If the norm of $\alpha \in \mathbb{Z}[i]$ is a square, show that $\alpha$ is a square in $\mathbb{Z}[i]$

Question

Suppose $\alpha \in \mathbb{Z}[i]$, $\alpha$ is not divisible by any integer, and $N(\alpha) = m^2, m \in \mathbb{Z}$.

I want to show that $\alpha$ is a square in $\mathbb{Z}[i]$.

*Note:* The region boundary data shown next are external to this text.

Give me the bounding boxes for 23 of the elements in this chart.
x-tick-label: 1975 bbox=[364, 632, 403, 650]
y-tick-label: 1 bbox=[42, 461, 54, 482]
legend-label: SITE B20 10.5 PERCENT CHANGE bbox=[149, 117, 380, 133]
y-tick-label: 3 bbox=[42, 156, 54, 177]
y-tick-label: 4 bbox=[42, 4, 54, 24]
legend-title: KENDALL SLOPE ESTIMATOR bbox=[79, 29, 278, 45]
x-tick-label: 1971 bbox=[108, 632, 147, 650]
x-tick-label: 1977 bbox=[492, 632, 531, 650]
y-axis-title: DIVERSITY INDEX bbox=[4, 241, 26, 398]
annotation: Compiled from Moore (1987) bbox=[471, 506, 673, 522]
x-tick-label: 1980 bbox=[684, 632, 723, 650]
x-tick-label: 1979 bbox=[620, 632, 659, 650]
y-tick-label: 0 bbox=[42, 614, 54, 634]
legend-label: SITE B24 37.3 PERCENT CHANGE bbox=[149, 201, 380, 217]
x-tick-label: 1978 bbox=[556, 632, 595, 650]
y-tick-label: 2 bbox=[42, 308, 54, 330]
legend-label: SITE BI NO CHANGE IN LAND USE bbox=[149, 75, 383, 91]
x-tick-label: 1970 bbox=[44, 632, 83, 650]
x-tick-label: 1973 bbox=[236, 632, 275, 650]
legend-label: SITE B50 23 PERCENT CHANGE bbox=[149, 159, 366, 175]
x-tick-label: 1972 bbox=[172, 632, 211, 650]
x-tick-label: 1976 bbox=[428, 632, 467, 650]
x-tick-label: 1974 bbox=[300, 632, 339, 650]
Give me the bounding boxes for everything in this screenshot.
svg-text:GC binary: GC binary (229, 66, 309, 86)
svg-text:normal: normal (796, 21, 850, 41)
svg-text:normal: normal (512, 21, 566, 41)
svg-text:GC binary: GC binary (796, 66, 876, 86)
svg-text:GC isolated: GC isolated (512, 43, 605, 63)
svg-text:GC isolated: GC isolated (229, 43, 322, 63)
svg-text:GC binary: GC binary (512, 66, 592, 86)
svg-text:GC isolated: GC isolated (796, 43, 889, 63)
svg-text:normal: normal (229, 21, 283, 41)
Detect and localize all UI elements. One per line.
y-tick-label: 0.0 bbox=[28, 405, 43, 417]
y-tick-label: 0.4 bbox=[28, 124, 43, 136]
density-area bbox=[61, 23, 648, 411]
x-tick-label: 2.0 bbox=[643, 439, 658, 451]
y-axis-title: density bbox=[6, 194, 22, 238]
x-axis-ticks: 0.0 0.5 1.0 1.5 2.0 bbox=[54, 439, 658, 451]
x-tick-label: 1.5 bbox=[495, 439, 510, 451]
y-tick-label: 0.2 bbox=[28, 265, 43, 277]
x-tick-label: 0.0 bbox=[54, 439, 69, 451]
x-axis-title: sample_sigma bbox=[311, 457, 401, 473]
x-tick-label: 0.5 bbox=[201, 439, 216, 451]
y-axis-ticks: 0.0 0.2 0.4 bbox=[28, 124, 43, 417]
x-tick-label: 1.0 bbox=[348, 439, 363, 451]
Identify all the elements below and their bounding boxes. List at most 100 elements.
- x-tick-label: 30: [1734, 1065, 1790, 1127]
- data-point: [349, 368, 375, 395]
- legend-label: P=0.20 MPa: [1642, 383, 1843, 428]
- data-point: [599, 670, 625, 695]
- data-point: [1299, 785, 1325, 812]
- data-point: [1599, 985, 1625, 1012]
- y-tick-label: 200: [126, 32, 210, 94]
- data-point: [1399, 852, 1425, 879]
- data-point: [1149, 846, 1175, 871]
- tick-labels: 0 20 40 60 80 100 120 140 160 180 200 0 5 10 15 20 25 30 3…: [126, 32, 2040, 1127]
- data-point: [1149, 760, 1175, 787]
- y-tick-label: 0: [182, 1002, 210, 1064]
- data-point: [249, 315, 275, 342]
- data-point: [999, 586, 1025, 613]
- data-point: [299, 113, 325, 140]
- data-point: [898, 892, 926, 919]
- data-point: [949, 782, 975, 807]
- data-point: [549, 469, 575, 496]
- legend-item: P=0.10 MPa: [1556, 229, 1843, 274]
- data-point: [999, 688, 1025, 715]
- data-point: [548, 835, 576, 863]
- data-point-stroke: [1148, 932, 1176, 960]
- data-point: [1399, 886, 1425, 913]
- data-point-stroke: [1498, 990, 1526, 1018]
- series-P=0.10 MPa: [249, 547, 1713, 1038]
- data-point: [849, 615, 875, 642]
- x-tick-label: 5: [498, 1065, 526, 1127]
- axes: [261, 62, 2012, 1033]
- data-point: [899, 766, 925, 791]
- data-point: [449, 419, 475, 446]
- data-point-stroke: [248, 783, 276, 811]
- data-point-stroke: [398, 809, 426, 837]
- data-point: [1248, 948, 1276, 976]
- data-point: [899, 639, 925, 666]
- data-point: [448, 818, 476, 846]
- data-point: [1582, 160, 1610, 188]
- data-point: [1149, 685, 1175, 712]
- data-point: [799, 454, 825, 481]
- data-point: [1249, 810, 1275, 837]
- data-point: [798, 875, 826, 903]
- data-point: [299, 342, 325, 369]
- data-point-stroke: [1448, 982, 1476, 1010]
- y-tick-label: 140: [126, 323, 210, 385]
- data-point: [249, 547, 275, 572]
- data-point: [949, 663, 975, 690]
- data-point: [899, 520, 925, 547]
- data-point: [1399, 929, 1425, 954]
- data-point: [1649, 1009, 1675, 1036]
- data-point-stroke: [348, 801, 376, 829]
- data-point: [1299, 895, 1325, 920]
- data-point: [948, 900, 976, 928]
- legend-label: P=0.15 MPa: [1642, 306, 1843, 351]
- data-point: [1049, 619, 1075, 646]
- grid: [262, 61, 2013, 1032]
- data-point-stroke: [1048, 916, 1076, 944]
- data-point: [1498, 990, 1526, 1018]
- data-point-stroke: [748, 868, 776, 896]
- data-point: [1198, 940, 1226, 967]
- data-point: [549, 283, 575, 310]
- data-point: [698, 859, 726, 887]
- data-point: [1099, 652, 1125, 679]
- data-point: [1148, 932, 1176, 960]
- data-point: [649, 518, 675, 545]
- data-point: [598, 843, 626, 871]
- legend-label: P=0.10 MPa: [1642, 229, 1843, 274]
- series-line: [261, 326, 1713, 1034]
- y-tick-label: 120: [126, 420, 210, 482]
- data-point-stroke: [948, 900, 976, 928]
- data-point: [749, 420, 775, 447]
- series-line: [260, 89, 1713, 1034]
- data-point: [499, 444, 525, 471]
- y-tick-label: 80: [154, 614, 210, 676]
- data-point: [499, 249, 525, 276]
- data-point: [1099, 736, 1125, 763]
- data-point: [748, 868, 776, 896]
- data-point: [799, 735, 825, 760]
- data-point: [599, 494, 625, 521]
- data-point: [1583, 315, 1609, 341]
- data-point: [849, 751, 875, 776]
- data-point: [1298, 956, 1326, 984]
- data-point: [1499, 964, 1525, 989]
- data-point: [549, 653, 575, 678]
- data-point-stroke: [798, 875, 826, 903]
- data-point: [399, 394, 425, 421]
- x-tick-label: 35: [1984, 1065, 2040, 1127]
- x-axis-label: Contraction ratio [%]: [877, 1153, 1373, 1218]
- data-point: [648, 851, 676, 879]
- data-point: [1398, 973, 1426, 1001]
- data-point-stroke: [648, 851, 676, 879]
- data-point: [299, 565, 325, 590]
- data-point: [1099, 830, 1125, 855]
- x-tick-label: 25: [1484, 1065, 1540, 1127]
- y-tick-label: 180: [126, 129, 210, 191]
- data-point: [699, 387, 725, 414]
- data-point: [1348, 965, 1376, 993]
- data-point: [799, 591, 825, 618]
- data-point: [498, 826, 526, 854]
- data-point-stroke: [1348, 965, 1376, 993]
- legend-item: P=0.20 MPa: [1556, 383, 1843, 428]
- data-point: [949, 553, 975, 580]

I'm really lost and not sure how to proceed. I appreciate any hints.

Answer 1

Let $\alpha= a+ib$ with $a,b \in \mathbb Z$. We have $$(a+ib)(a-ib)=m^2$$ If $(a+ib)$ and $(a-ib)$ are coprime in $\mathbb Z$, they are both squares cause they build up a square : $m^2$. Suppose they are not coprime, there is some prime $\beta \in \mathbb Z[i]$ such that it divides both $(a+ib)$ and $(a-ib)$. $\overline \beta$ must be in the left hand side factorization cause the right hand side is an integer, but it can't be in $(a+ib)$ nor in $(a-ib)$, otherwise $\beta\overline \beta \in \mathbb Z$ divedes (a+ib) or $(a-ib)$.

Answer 2

Write $\alpha=a+bi$, then $N(\alpha)=a^2+b^2=m^2$, so $(a,b,m)$ is a Pythagoreen triple. This triple must be primitive, as by assumption $\gcd(a,b)=1$. Thus $a=x^2-y^2$, $b=2xy$, $m=x^2+y^2$, for some $x,y \in \Bbb Z$ (or the same equations with $a$ and $b$ switched.)

We get $a+bi=(x+yi)^2$

If $a=2xy$, and $b=x^2-y^2$, then $a+bi=-i(y+xi)^2$, this is at least a square up to a unit.